The annual incidence rate of a disease = (number of new cases reported in Year X) / (mean population of year X)

This is usually expressed as the number of cases per 100, 000 persons.

Data Sources and Limitations

United States

United States and Alaska all-race data are available from the CDC On-Line Tuberculosis Information System and Sexually Transmitted Disease Morbidity, both accessible from the CDC Wonder interactive website.


The Public Health Agency of Canada publishes the report Tuberculosis in Canada annually. Reported cases and rates of gonorrhea by province/territory and sex from 1980 to 2009 are tabulated online.


Data for Greenland are available from the annual report (Årsberetning) of the Chief Medical Officer (Landslægeembedet, formerly Embedslægeinstitutionen i Grønland) under the heading: Opgørelse over smitsomme sygdomme. The report is available on the website.

Faroe Islands

Faroe Islands data are published in the annual report Sundhedsberetning (formerly Medicinalberetning) of the Chief Medical Officer (Landslæknin í Føroyum).


The Directorate of Health (Landlæknisembættiđ) provides on its website an annually updated spreadsheet containing all notifiable communicable diseases.


Tuberculosis data are available from the Statens Serum Institute’s disease monitoring tables and graphs in its interactive website (in Danish only) [Statens Serum Institut. Smitteberedskab. Overvågning i tal og grafer]. For gonorrhea, the number of cases have to be extracted from the weekly bulletin Epi-News (separate Danish and English editions), which provides an epidemiological update for this disease in an issue each year. Note that Denmark surveillance data do not include cases from Greenland or Faroe Islands.


Both tuberculosis and gonorrhea are among the diseases listed in the Surveillance System for Communicable Diseases (Meldingssystem for smittsomme sykdommer, or MSIS) interactive website of the Norwegian Institute of Public Health (Folkehelseinstituttet).


Cases of TB reported by counties are tabulated in the report Tuberculosis in Sweden (and its predecessor prior to 2003 The Swedish Tuberculosis Index) jointly published by the Swedish Institute for Infectious Disease Control (Smittskyddsinstitutet, or SMI) and the Swedish Lung Association [Tuberkulos i Sverige – Sammanfattande analys av tuberkulosstatistiken]. The number of cases of gonorrhea is retrievable from SMI’s statistical database.

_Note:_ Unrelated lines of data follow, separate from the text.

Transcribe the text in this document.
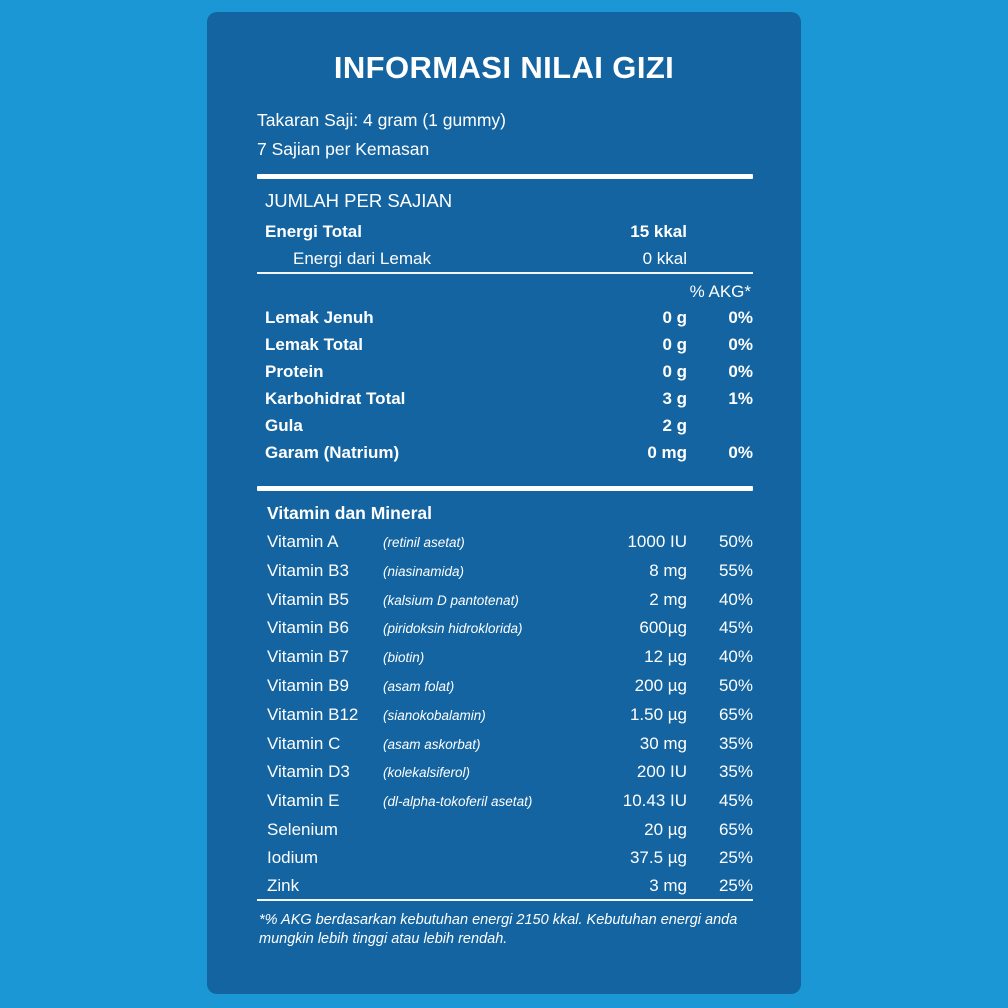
INFORMASI NILAI GIZI
Takaran Saji: 4 gram (1 gummy)
7 Sajian per Kemasan
JUMLAH PER SAJIAN
Energi Total	15 kkal
Energi dari Lemak	0 kkal
% AKG*
Lemak Jenuh	0 g	0%
Lemak Total	0 g	0%
Protein	0 g	0%
Karbohidrat Total	3 g	1%
Gula	2 g
Garam (Natrium)	0 mg	0%
Vitamin dan Mineral
Vitamin A	(retinil asetat)	1000 IU	50%
Vitamin B3	(niasinamida)	8 mg	55%
Vitamin B5	(kalsium D pantotenat)	2 mg	40%
Vitamin B6	(piridoksin hidroklorida)	600µg	45%
Vitamin B7	(biotin)	12 µg	40%
Vitamin B9	(asam folat)	200 µg	50%
Vitamin B12	(sianokobalamin)	1.50 µg	65%
Vitamin C	(asam askorbat)	30 mg	35%
Vitamin D3	(kolekalsiferol)	200 IU	35%
Vitamin E	(dl-alpha-tokoferil asetat)	10.43 IU	45%
Selenium	20 µg	65%
Iodium	37.5 µg	25%
Zink	3 mg	25%
*% AKG berdasarkan kebutuhan energi 2150 kkal. Kebutuhan energi anda mungkin lebih tinggi atau lebih rendah.
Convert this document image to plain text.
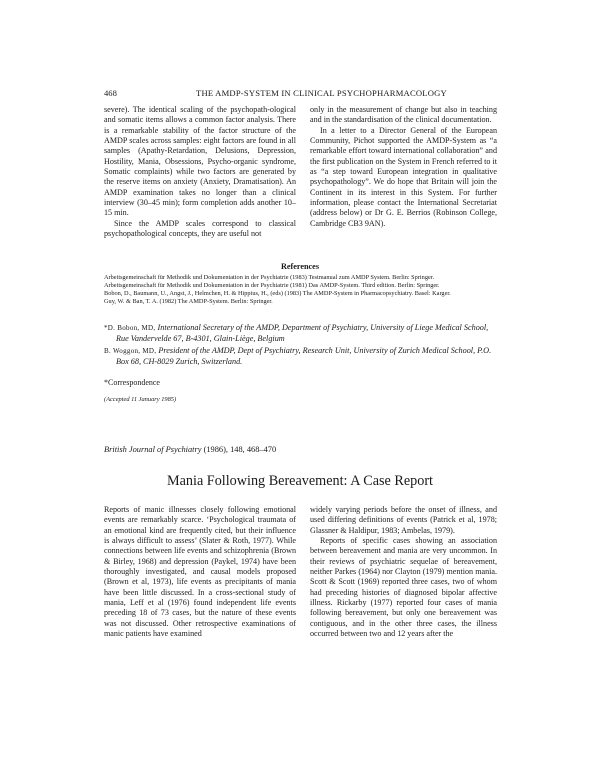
468	THE AMDP-SYSTEM IN CLINICAL PSYCHOPHARMACOLOGY

severe). The identical scaling of the psychopath-ological and somatic items allows a common factor analysis. There is a remarkable stability of the factor structure of the AMDP scales across samples: eight factors are found in all samples (Apathy-Retardation, Delusions, Depression, Hostility, Mania, Obsessions, Psycho-organic syndrome, Somatic complaints) while two factors are generated by the reserve items on anxiety (Anxiety, Dramatisation). An AMDP examination takes no longer than a clinical interview (30–45 min); form completion adds another 10–15 min.

Since the AMDP scales correspond to classical psychopathological concepts, they are useful not

only in the measurement of change but also in teaching and in the standardisation of the clinical documentation.

In a letter to a Director General of the European Community, Pichot supported the AMDP-System as “a remarkable effort toward international collaboration” and the first publication on the System in French referred to it as “a step toward European integration in qualitative psychopathology”. We do hope that Britain will join the Continent in its interest in this System. For further information, please contact the International Secretariat (address below) or Dr G. E. Berrios (Robinson College, Cambridge CB3 9AN).

References
Arbeitsgemeinschaft für Methodik und Dokumentation in der Psychiatrie (1983) Testmanual zum AMDP System. Berlin: Springer.
Arbeitsgemeinschaft für Methodik und Dokumentation in der Psychiatrie (1981) Das AMDP-System. Third edition. Berlin: Springer.
Bobon, D., Baumann, U., Angst, J., Helmchen, H. & Hippius, H., (eds) (1983) The AMDP-System in Pharmacopsychiatry. Basel: Karger.
Guy, W. & Ban, T. A. (1982) The AMDP-System. Berlin: Springer.
*D. Bobon, MD, International Secretary of the AMDP, Department of Psychiatry, University of Liege Medical School, Rue Vandervelde 67, B-4301, Glain-Liège, Belgium
B. Woggon, MD, President of the AMDP, Dept of Psychiatry, Research Unit, University of Zurich Medical School, P.O. Box 68, CH-8029 Zurich, Switzerland.
*Correspondence
(Accepted 11 January 1985)
British Journal of Psychiatry (1986), 148, 468–470
Mania Following Bereavement: A Case Report

Reports of manic illnesses closely following emotional events are remarkably scarce. ‘Psychological traumata of an emotional kind are frequently cited, but their influence is always difficult to assess’ (Slater & Roth, 1977). While connections between life events and schizophrenia (Brown & Birley, 1968) and depression (Paykel, 1974) have been thoroughly investigated, and causal models proposed (Brown et al, 1973), life events as precipitants of mania have been little discussed. In a cross-sectional study of mania, Leff et al (1976) found independent life events preceding 18 of 73 cases, but the nature of these events was not discussed. Other retrospective examinations of manic patients have examined

widely varying periods before the onset of illness, and used differing definitions of events (Patrick et al, 1978; Glassner & Haldipur, 1983; Ambelas, 1979).

Reports of specific cases showing an association between bereavement and mania are very uncommon. In their reviews of psychiatric sequelae of bereavement, neither Parkes (1964) nor Clayton (1979) mention mania. Scott & Scott (1969) reported three cases, two of whom had preceding histories of diagnosed bipolar affective illness. Rickarby (1977) reported four cases of mania following bereavement, but only one bereavement was contiguous, and in the other three cases, the illness occurred between two and 12 years after the
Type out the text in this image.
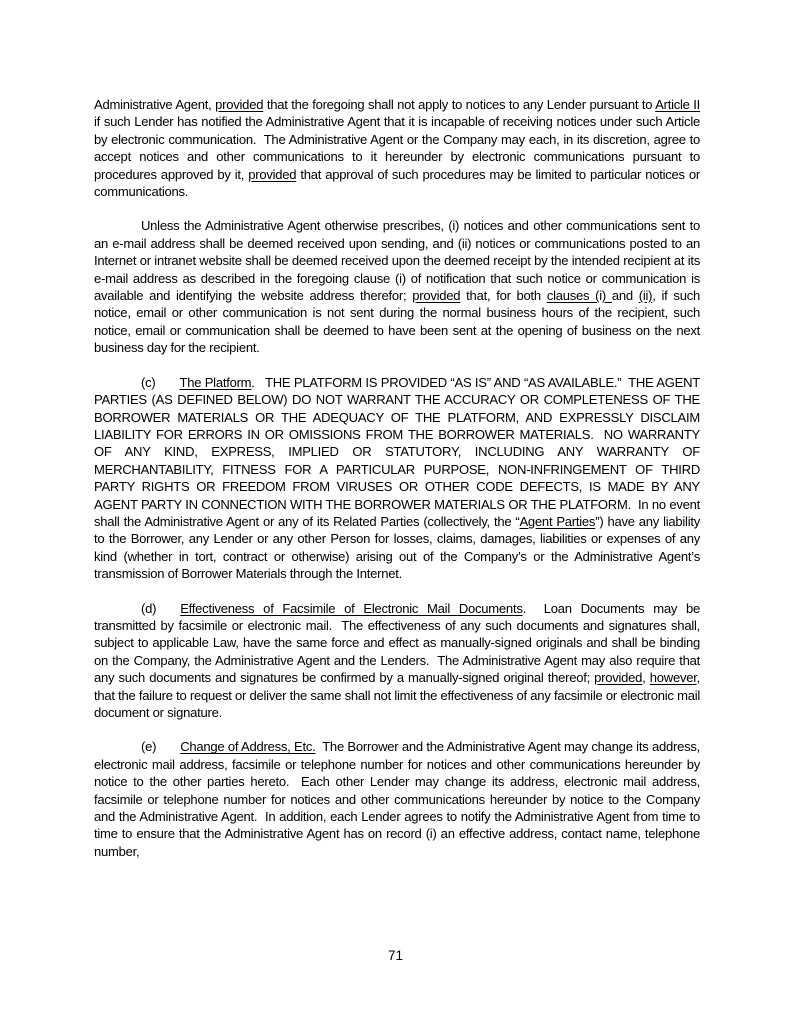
Administrative Agent, provided that the foregoing shall not apply to notices to any Lender pursuant to Article II if such Lender has notified the Administrative Agent that it is incapable of receiving notices under such Article by electronic communication.  The Administrative Agent or the Company may each, in its discretion, agree to accept notices and other communications to it hereunder by electronic communications pursuant to procedures approved by it, provided that approval of such procedures may be limited to particular notices or communications.

Unless the Administrative Agent otherwise prescribes, (i) notices and other communications sent to an e-mail address shall be deemed received upon sending, and (ii) notices or communications posted to an Internet or intranet website shall be deemed received upon the deemed receipt by the intended recipient at its e-mail address as described in the foregoing clause (i) of notification that such notice or communication is available and identifying the website address therefor; provided that, for both clauses (i) and (ii), if such notice, email or other communication is not sent during the normal business hours of the recipient, such notice, email or communication shall be deemed to have been sent at the opening of business on the next business day for the recipient.

(c) The Platform.   THE PLATFORM IS PROVIDED “AS IS” AND “AS AVAILABLE.”  THE AGENT PARTIES (AS DEFINED BELOW) DO NOT WARRANT THE ACCURACY OR COMPLETENESS OF THE BORROWER MATERIALS OR THE ADEQUACY OF THE PLATFORM, AND EXPRESSLY DISCLAIM LIABILITY FOR ERRORS IN OR OMISSIONS FROM THE BORROWER MATERIALS.  NO WARRANTY OF ANY KIND, EXPRESS, IMPLIED OR STATUTORY, INCLUDING ANY WARRANTY OF MERCHANTABILITY, FITNESS FOR A PARTICULAR PURPOSE, NON-INFRINGEMENT OF THIRD PARTY RIGHTS OR FREEDOM FROM VIRUSES OR OTHER CODE DEFECTS, IS MADE BY ANY AGENT PARTY IN CONNECTION WITH THE BORROWER MATERIALS OR THE PLATFORM.  In no event shall the Administrative Agent or any of its Related Parties (collectively, the “Agent Parties”) have any liability to the Borrower, any Lender or any other Person for losses, claims, damages, liabilities or expenses of any kind (whether in tort, contract or otherwise) arising out of the Company’s or the Administrative Agent’s transmission of Borrower Materials through the Internet.

(d) Effectiveness of Facsimile of Electronic Mail Documents.  Loan Documents may be transmitted by facsimile or electronic mail.  The effectiveness of any such documents and signatures shall, subject to applicable Law, have the same force and effect as manually-signed originals and shall be binding on the Company, the Administrative Agent and the Lenders.  The Administrative Agent may also require that any such documents and signatures be confirmed by a manually-signed original thereof; provided, however, that the failure to request or deliver the same shall not limit the effectiveness of any facsimile or electronic mail document or signature.

(e) Change of Address, Etc.  The Borrower and the Administrative Agent may change its address, electronic mail address, facsimile or telephone number for notices and other communications hereunder by notice to the other parties hereto.  Each other Lender may change its address, electronic mail address, facsimile or telephone number for notices and other communications hereunder by notice to the Company and the Administrative Agent.  In addition, each Lender agrees to notify the Administrative Agent from time to time to ensure that the Administrative Agent has on record (i) an effective address, contact name, telephone number,

71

Communicable disease surveillance is the responsibility of the National Institute of Health and Welfare (Terveyden ja hyvinvoinnin laitos, or THL), which merged the former National Public Health Institute (KTL) and the National Research and Development Centre for Welfare and Health (STAKES). The number of reported cases is available from the THL interactive statistical database.

Russian statistical data are available from the Federal State Statistics Service (Federal’naia sluzhba gosudarstvennoi statistiki), commonly referred to as Rosstat. The chief source of publicly available information on disease surveillance in Russia and its regions is the report Health in Russia, published in 2001, 2005 and biannually thereafter [Zdravookhranenie v Rossii: Statisticheskii sbornik]. A continuous series of trend data for the Russian Federation as a whole are available for all years, but for the regions, only data for the one year prior to the year of publication are available (i.e. 2000, 2004, 2006 and 2008).

For the Nenets, Taymyr, Evenki, Koryak and Chukotka AO, data for additional years are reported in Economic and Social Indicators of Regions of Residence of Numerically Small Peoples [Ekonomicheskie i sotsial’nye pokazateli raionov prozhivaniia korennykh malochislennykh narodov Severa], and for the Khanty-Mansi and Yamalo-Nenets AO in the Economic and Social Indicators in the Far North and Similar Areas [Ekonomicheskie i sotsial’nye pokazateli raionov krainego Severa i priravnennykh k nim mestnostei].

Since 2005, the Central Research Institute of the Department of Health and Social Development (Central’nyi nauchno-issledovatel’skii institut organizatsii i informatizatsii zdravoohranenija Ministerstva zdravoohranenija i social’nogo razvitiia Rossiskoi Federatsii) has released biannually statistical tables on “socially important” diseases, which include TB and gonorrhea, in its website Mednet.